It is true that women have developed more admirable and loving qualities in their home life than have men; but during all these centuries, while women have been shut up in the home, men have been touching hands with the great, busy world, absorbing knowledge of human nature and broadening their minds by coming into contact with men and things. They have developed independence, stamina, strength, by being compelled to solve the larger, more practical problems of life.
The business man and the professional man are really in a perpetual school, a great practical university. The strenuous life, however dangerous, is essentially educative. The man has the incalculable advantage of a great variety of experiences and of freshness of view. He is continually coming in contact with new people, new things, being molded by a vast number of forces in the busy world which never touch the wife.
If women, equally with men, do not continue to grow and expand after marriage, how can we expect race improvement? Woman must ascend to higher, wider planes, or both man and woman must descend. "Male and female created He them." There is no separating them; they must rise or fall together.
"The woman's cause is man's; they rise or sink Together, dwarfed or godlike, bond or free."
Many a man has tired of his wife because she has not kept pace with him; because, instead of growing broader and keener as the years pass, she has become narrow. It never occurs to him that the fault may be wholly his own. In the early years of their married life he perhaps laughed at her "dreams," as he called her longings for self-improvement. He discouraged, if he did not actually oppose, every effort she made to grow to the full stature of her womanhood. His indifference or hostility quenched the hopes she had indulged before marriage. The bitterness of her disappointment crushed her spirit. She lost her buoyancy and enthusiasm and gradually sank to the level of a household drudge. And the husband wonders what has changed the joyous, high-spirited girl he married into the dull, apathetic woman who now performs her duties like an automaton.
There are to-day thousands of wives doing the work of ordinary housemaids, who, putting it on a low standard, are smothering ability to earn perhaps more money than the men who enslave them, if they only had an opportunity to unfold the powers which God has given them; but they have been brought up from infancy to believe that marriage is the only real career for a woman, that these longings and hungerings for self-expression are to be smothered, covered up by the larger duties of a wife and mother.
If the husbands could change places with their wives for a year, they would feel the contracting, narrowing influence in which the average wife lives. Their minds would soon cease to reach out, they would quickly feel the pinching, paralyzing effect of the monotonous existence, of doing the same things every day, year in and year out. The wives, on the other hand, would soon begin to broaden out. Their lives would become richer, fuller, more complete, from contact with the world, from the constant stretching of their minds over large problems.

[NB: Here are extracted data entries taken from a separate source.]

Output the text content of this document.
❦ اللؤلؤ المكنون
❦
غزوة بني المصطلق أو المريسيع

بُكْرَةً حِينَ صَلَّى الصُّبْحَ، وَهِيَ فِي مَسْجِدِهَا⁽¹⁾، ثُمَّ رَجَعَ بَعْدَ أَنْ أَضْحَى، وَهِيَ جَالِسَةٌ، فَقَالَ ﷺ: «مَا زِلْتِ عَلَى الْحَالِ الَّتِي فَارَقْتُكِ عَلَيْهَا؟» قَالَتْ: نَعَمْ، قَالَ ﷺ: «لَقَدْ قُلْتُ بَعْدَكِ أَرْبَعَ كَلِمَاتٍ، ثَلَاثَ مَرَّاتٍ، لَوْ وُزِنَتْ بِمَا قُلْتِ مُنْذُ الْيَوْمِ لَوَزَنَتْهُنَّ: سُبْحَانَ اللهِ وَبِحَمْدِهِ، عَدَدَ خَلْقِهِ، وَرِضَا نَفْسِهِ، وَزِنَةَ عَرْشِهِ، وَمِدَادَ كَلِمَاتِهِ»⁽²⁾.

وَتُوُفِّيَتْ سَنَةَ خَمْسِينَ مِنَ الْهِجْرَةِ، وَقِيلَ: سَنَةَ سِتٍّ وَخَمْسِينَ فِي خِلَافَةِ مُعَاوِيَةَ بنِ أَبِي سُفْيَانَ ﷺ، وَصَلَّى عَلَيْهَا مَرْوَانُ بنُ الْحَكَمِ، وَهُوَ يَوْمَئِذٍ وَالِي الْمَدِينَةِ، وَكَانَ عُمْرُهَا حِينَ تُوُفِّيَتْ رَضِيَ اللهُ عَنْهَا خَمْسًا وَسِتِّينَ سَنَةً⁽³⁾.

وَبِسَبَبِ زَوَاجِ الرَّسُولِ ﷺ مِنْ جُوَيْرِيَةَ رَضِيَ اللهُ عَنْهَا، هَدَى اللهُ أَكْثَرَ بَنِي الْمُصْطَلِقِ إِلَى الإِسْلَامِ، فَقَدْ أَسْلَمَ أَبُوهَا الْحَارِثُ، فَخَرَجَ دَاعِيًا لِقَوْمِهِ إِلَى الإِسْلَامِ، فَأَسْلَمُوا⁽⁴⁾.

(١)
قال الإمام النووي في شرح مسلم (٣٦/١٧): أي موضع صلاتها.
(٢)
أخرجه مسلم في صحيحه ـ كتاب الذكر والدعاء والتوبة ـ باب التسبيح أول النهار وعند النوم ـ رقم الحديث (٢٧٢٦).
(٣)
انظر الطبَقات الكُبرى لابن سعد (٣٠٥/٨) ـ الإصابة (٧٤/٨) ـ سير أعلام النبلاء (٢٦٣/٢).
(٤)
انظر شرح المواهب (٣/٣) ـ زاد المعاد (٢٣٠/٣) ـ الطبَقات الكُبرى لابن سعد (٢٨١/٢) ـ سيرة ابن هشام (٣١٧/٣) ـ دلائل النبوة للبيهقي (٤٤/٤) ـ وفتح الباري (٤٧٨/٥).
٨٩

I have heard men say that remaining in the home on Sundays or holidays just about uses them up; that it is infinitely harder and more trying than the same time spent in their occupations, and that while they love their children their incessant demands, the noise and confusion would drive them to drink if they had to bear it all the time. Strong men admit that they can not stand these little nerve-racking vexations of the home. Yet they wonder why the wife and mother is nervous, and seem to think that she can bear this sort of thing three hundred and sixty-five days in the year without going away and getting relief for a half-dozen days during the whole time. Few men would exchange places with their wives. Their hours are shorter, and when their day's work is done, it is done, while a wife and mother not only works all day, but is also likely to be called during the night. If any one is disturbed in the night by the children, it is the mother; rarely the father.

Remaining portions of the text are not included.